The most important monument of the city of the painter El Greco is the Gothic cathedral, which rises with its five naves exactly where the main mosque of the city once stood. The cloister obliterates the traces of the former Jewish market. Due to a building activity that lasted more than two centuries, the main church of the city – after Seville, the second largest in Spain – combines a wide variety of architectural styles: here Gothic pointed arches and mighty bundle pillars, there ornamental Plateresque exuberance at the entrance to the chapter house and finally highly Gothic drama in the scenes of the high altar. A jewel is the precious cathedral treasure with a gold-plated silver custodia almost four meters high, which is carried through the city during the annual Corpus Christi procession; The important collection of paintings in the sacristy is splendid, primarily preserving works by El Greco, Goya and Velázquez for posterity. El Greco, buried in eternal rest in San Torcuato, is present all over the city with his visionary works that are captivating with their dramaturgical lighting and image division. One of his most famous paintings, “Burial of the Count of Orgaz” (1586), the union of a realistic portrait with a depiction of heavenly apparition, is in a chapel at the rear of the Church of Santo Tomé.

The most important evidence of Jewish culture are the synagogue “Santa María la Blanca” consecrated to the church – the blood of the pogroms of 1405 on the walls – and the “Sinagoga del Tránsito”, which belonged to the residential palace of the treasurer of the Castilian king Pedro the Cruel.
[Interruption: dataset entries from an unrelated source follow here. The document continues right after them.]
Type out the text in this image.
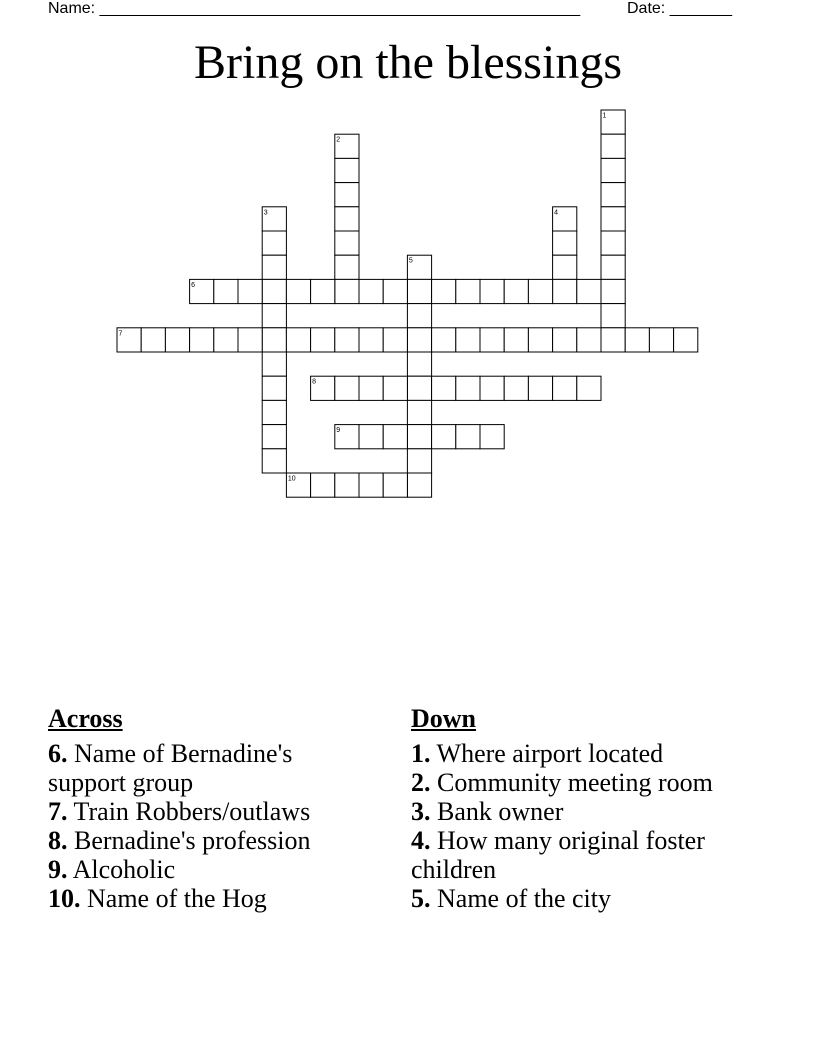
Name: ______________________________________________________	Date: _______
Bring on the blessings
1
2
3	4
5
6
7
8
9
10
Across
6. Name of Bernadine's support group
7. Train Robbers/outlaws
8. Bernadine's profession
9. Alcoholic
10. Name of the Hog
Down
1. Where airport located
2. Community meeting room
3. Bank owner
4. How many original foster children
5. Name of the city
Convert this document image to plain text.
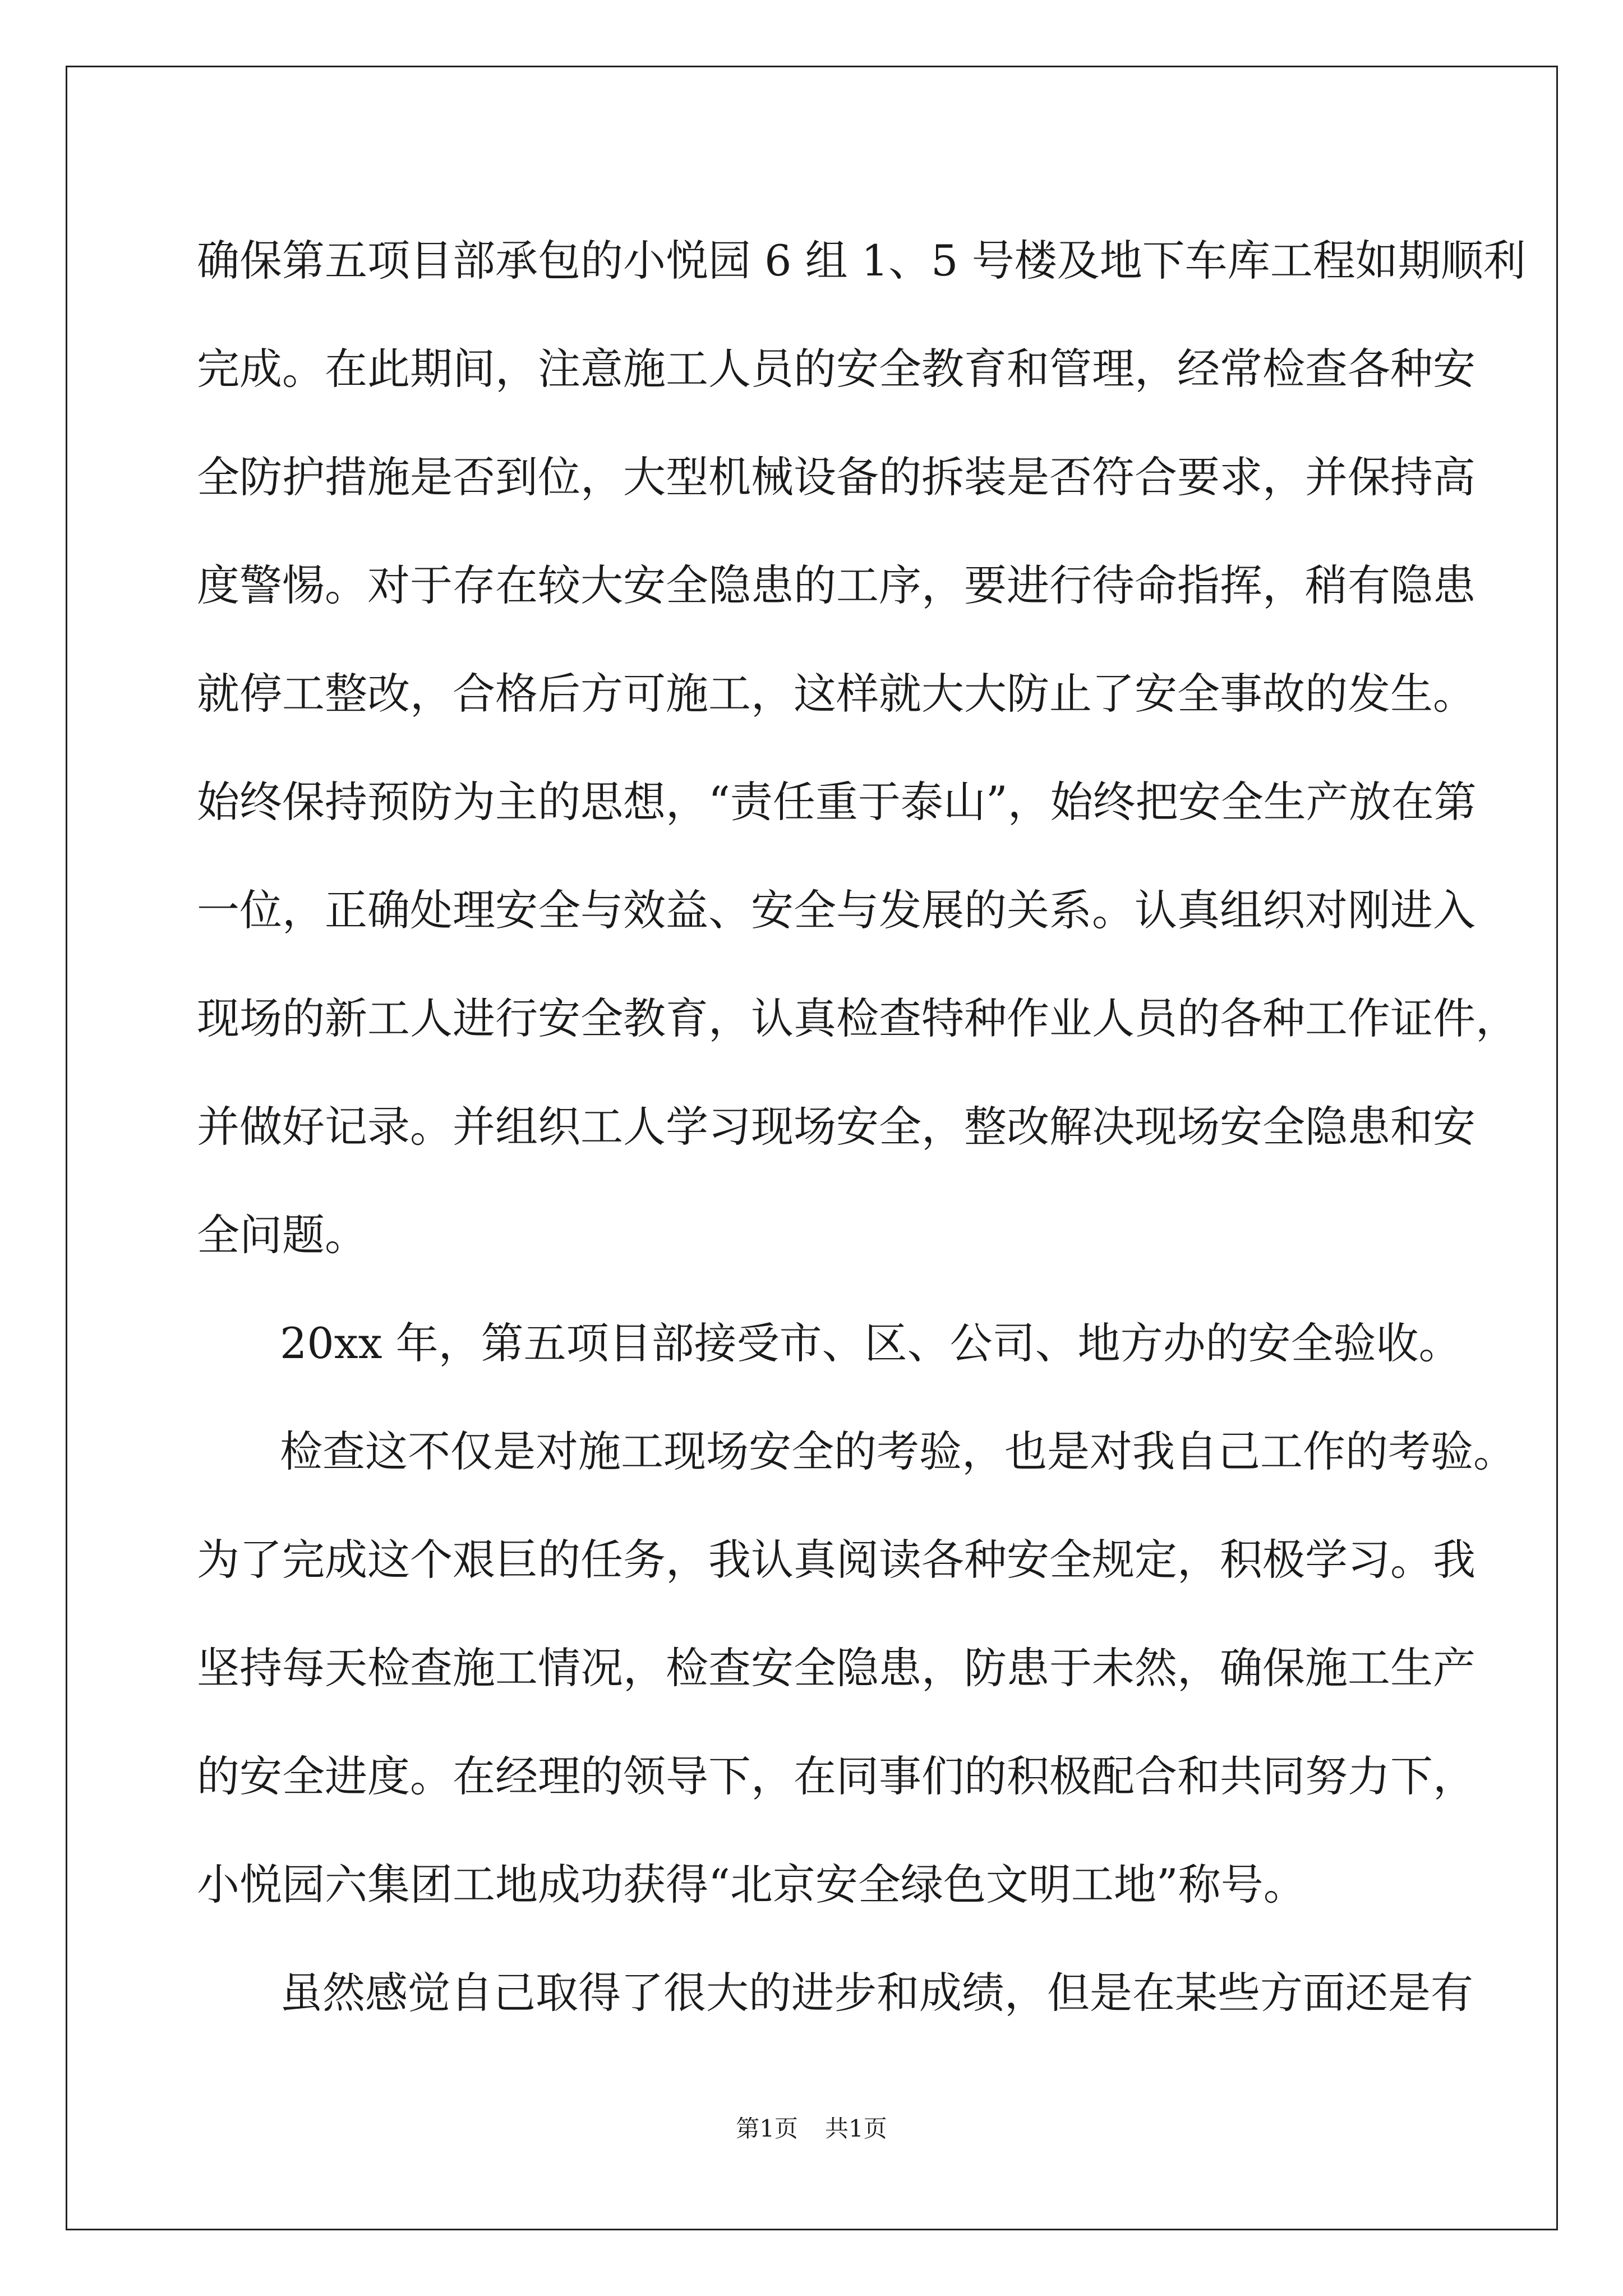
确保第五项目部承包的小悦园 6 组 1、5 号楼及地下车库工程如期顺利
完成。在此期间，注意施工人员的安全教育和管理，经常检查各种安
全防护措施是否到位，大型机械设备的拆装是否符合要求，并保持高
度警惕。对于存在较大安全隐患的工序，要进行待命指挥，稍有隐患
就停工整改，合格后方可施工，这样就大大防止了安全事故的发生。
始终保持预防为主的思想，“责任重于泰山”，始终把安全生产放在第
一位，正确处理安全与效益、安全与发展的关系。认真组织对刚进入
现场的新工人进行安全教育，认真检查特种作业人员的各种工作证件，
并做好记录。并组织工人学习现场安全，整改解决现场安全隐患和安
全问题。
20xx 年，第五项目部接受市、区、公司、地方办的安全验收。
检查这不仅是对施工现场安全的考验，也是对我自己工作的考验。
为了完成这个艰巨的任务，我认真阅读各种安全规定，积极学习。我
坚持每天检查施工情况，检查安全隐患，防患于未然，确保施工生产
的安全进度。在经理的领导下，在同事们的积极配合和共同努力下，
小悦园六集团工地成功获得“北京安全绿色文明工地”称号。
虽然感觉自己取得了很大的进步和成绩，但是在某些方面还是有
第1页 共1页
The most important Muslim legacies are the “Santo Cristo de la Luz” mosque, a jewel of Arab architecture, consecrated to a church, built from bricks and decorated with broken brick patterns, and the so-called “Moorish workshop” (“Taller del Moro”), an incompletely preserved palace with filigree patterns cut in plaster as elaborate wall decorations.

The extent to which all these cultures mix in Toledo is illustrated by the bridges, city walls and city gates that have been destroyed several times and rebuilt on old foundations, some of which go back to Roman and Gothic, but above all to Arab builders. The only exception is the city gate “Puerta Nueva de Bisagra” decorated with a double-headed eagle, the triumphal arch of the Habsburg emperor Charles V.